Where have the old games gone? The title of the post is a bit of a misnomer -- I do still see a decent collection of games at fleas, but they are increasingly at a stand/store dedicated to gaming rather than individual stands, where you could occasionally bag a find or two before. Between these flea stores and real gaming stores, I wonder if the increased "value" of used games, more accurately described as "ready money for used games," hasn't killed the game hunter's supply. That is, now people go trade in used games for nothing at EB rather than keep them in a box to put in their driveway.
Matt has an interesting story of being caught in a line at one such store hearing a lady trading in a GBA on an SP and being offered a price low enough that Matt himself had to consider beating it. Did she trade it in anyway? Value is now more about the "ready" in ready money, not absolute value.
Still, it's not like games have quite yet disappeared in spite of the efforts of GameTap and other virtual rare book rooms. Where are they going? More directly, what have EB and Rhino and friends done with the games they've taken out of circulation as unsellable? They 're sure not showing up at neighborhood yard sales like they used to.
What I think happens is that the flea market stall folks buy up all the garage sale games, around here at least.
In support of Zachary's comment, I'd have to ask if you're in or near a major metropolis. Chances are that these sales are being cruised by resellers; some of them may even be making "pre-emptive strikes" (contacting people a day before the tag sale and offering a price on the lot).
Consider it a market top. I remember when vintage clothing became "hot" as well. The same story surfaced: initially, you easily found nice gear at the local Goodwill/Salvation Army. Eventually, the pros won out cos they were focused on constant scouring missions; I recall visiting a vintage shop in NYC in the mid-90s and seeing garbage bags full of "booty", and it was explained to me that they regularly recieved it from "agents" operating in the Tri-State periphery.
In sum, if you're really just a collector you might just have to wait till the vintage game market "corrects". This should happen soon enough; just wait.
Remember Funcoland?
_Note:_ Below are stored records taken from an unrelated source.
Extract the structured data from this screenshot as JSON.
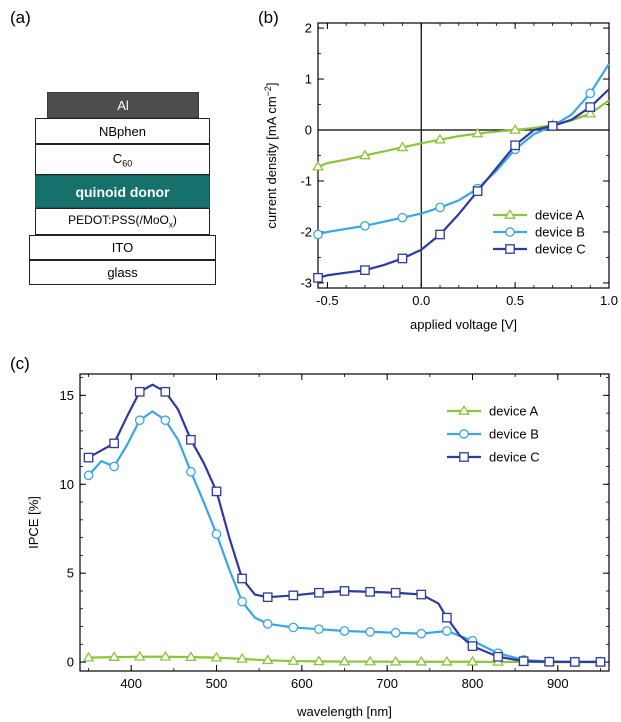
{
  "panels": {
    "a": "(a)",
    "b": "(b)",
    "c": "(c)"
  },
  "stack": {
    "al": "Al",
    "nbphen": "NBphen",
    "c60_main": "C",
    "c60_sub": "60",
    "donor": "quinoid donor",
    "pedot_main": "PEDOT:PSS(/MoO",
    "pedot_sub": "x",
    "pedot_close": ")",
    "ito": "ITO",
    "glass": "glass"
  },
  "colors": {
    "device_a": "#8cc43c",
    "device_b": "#3aa6e2",
    "device_c": "#2e3a9e",
    "al_fill": "#4d4d4d",
    "donor_fill": "#16706c"
  },
  "chart_data": [
    {
      "type": "line",
      "title": "",
      "xlabel": "applied voltage [V]",
      "ylabel_main": "current density [mA cm",
      "ylabel_sup": "−2",
      "ylabel_close": "]",
      "xlim": [
        -0.55,
        1.0
      ],
      "ylim": [
        -3.1,
        2.1
      ],
      "xticks": [
        "-0.5",
        "0.0",
        "0.5",
        "1.0"
      ],
      "yticks": [
        "-3",
        "-2",
        "-1",
        "0",
        "1",
        "2"
      ],
      "legend_position": "bottom-right",
      "series": [
        {
          "name": "device A",
          "marker": "triangle",
          "x": [
            -0.55,
            -0.5,
            -0.4,
            -0.3,
            -0.2,
            -0.1,
            0.0,
            0.1,
            0.2,
            0.3,
            0.4,
            0.5,
            0.6,
            0.7,
            0.8,
            0.9,
            1.0
          ],
          "y": [
            -0.72,
            -0.65,
            -0.58,
            -0.5,
            -0.42,
            -0.34,
            -0.26,
            -0.19,
            -0.12,
            -0.07,
            -0.03,
            0.0,
            0.04,
            0.1,
            0.19,
            0.32,
            0.58
          ],
          "marker_x": [
            -0.55,
            -0.3,
            -0.1,
            0.1,
            0.3,
            0.5,
            0.7,
            0.9
          ]
        },
        {
          "name": "device B",
          "marker": "circle",
          "x": [
            -0.55,
            -0.5,
            -0.4,
            -0.3,
            -0.2,
            -0.1,
            0.0,
            0.1,
            0.2,
            0.3,
            0.4,
            0.5,
            0.6,
            0.7,
            0.8,
            0.9,
            1.0
          ],
          "y": [
            -2.05,
            -2.0,
            -1.94,
            -1.88,
            -1.8,
            -1.72,
            -1.64,
            -1.52,
            -1.38,
            -1.15,
            -0.8,
            -0.38,
            -0.08,
            0.08,
            0.3,
            0.72,
            1.3
          ],
          "marker_x": [
            -0.55,
            -0.3,
            -0.1,
            0.1,
            0.3,
            0.5,
            0.7,
            0.9
          ]
        },
        {
          "name": "device C",
          "marker": "square",
          "x": [
            -0.55,
            -0.5,
            -0.4,
            -0.3,
            -0.2,
            -0.1,
            0.0,
            0.1,
            0.2,
            0.3,
            0.4,
            0.5,
            0.6,
            0.7,
            0.8,
            0.9,
            1.0
          ],
          "y": [
            -2.9,
            -2.85,
            -2.8,
            -2.75,
            -2.65,
            -2.52,
            -2.35,
            -2.05,
            -1.65,
            -1.2,
            -0.75,
            -0.3,
            0.0,
            0.08,
            0.2,
            0.45,
            0.8
          ],
          "marker_x": [
            -0.55,
            -0.3,
            -0.1,
            0.1,
            0.3,
            0.5,
            0.7,
            0.9
          ]
        }
      ]
    },
    {
      "type": "line",
      "title": "",
      "xlabel": "wavelength [nm]",
      "ylabel": "IPCE [%]",
      "xlim": [
        340,
        960
      ],
      "ylim": [
        -0.5,
        16.2
      ],
      "xticks": [
        "400",
        "500",
        "600",
        "700",
        "800",
        "900"
      ],
      "yticks": [
        "0",
        "5",
        "10",
        "15"
      ],
      "legend_position": "top-right",
      "series": [
        {
          "name": "device A",
          "marker": "triangle",
          "x": [
            350,
            380,
            410,
            440,
            470,
            500,
            530,
            560,
            590,
            620,
            650,
            680,
            710,
            740,
            770,
            800,
            830,
            860,
            890,
            920,
            950
          ],
          "y": [
            0.25,
            0.28,
            0.3,
            0.3,
            0.28,
            0.25,
            0.18,
            0.1,
            0.06,
            0.04,
            0.03,
            0.03,
            0.02,
            0.02,
            0.02,
            0.02,
            0.01,
            0.01,
            0.0,
            0.0,
            0.0
          ]
        },
        {
          "name": "device B",
          "marker": "circle",
          "x": [
            350,
            365,
            380,
            395,
            410,
            425,
            440,
            455,
            470,
            485,
            500,
            515,
            530,
            545,
            560,
            590,
            620,
            650,
            680,
            710,
            740,
            770,
            800,
            830,
            860,
            890,
            920,
            950
          ],
          "y": [
            10.5,
            11.3,
            11.0,
            12.2,
            13.6,
            14.1,
            13.6,
            12.5,
            10.7,
            9.0,
            7.2,
            5.2,
            3.4,
            2.5,
            2.15,
            1.95,
            1.85,
            1.75,
            1.7,
            1.65,
            1.6,
            1.75,
            1.2,
            0.5,
            0.12,
            0.03,
            0.02,
            0.02
          ],
          "marker_x": [
            350,
            380,
            410,
            440,
            470,
            500,
            530,
            560,
            590,
            620,
            650,
            680,
            710,
            740,
            770,
            800,
            830,
            860,
            890,
            920,
            950
          ]
        },
        {
          "name": "device C",
          "marker": "square",
          "x": [
            350,
            365,
            380,
            395,
            410,
            425,
            440,
            455,
            470,
            485,
            500,
            515,
            530,
            545,
            560,
            590,
            620,
            650,
            680,
            710,
            740,
            760,
            770,
            785,
            800,
            830,
            860,
            890,
            920,
            950
          ],
          "y": [
            11.5,
            11.9,
            12.3,
            13.8,
            15.2,
            15.6,
            15.2,
            14.2,
            12.5,
            11.2,
            9.6,
            7.0,
            4.7,
            3.8,
            3.65,
            3.75,
            3.9,
            4.0,
            3.95,
            3.9,
            3.8,
            3.3,
            2.5,
            1.5,
            0.9,
            0.3,
            0.05,
            0.02,
            0.01,
            0.01
          ],
          "marker_x": [
            350,
            380,
            410,
            440,
            470,
            500,
            530,
            560,
            590,
            620,
            650,
            680,
            710,
            740,
            770,
            800,
            830,
            860,
            890,
            920,
            950
          ]
        }
      ]
    }
  ]
}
Their trade-in values were usurious at best, but they're more fair than what's being offered at Gamestop IMHO. I recall at least two incidents where I made a "sidewalk deal" with a stranger instead of either of us getting bent over by the for-profit store. I say "sidewalk" because their policy prohibited you from conducting such business in their store.
I really dislike Gamestop as a chain, but I'm confident that online distribution will eventually put them under. Unfortunately, the used media market would probably go down with them.
Zachary: nice Shiba! I've got a Jindo here with me, and he looks like your dog's tougher older brother.
The same story surfaced: initially, you easily found nice gear at the local Goodwill/Salvation Army. Eventually, the pros won out cos they were focused on constant scouring missions;
Still I wonder about yard sales. Sure, there were the requisite folk there that morning in their beat up yard sale hoppers (trucks) casing each joint, but I don't *think* they were rounding up games for EB. I understand why the fleas have changed a bit -- that's why the title is partial a misnomer -- but is it that "ready money" is sucking up all of the household games? That is, is the scarcity at the 'Army & Goodwill also part of the new value [thanks to EB et al] of used games?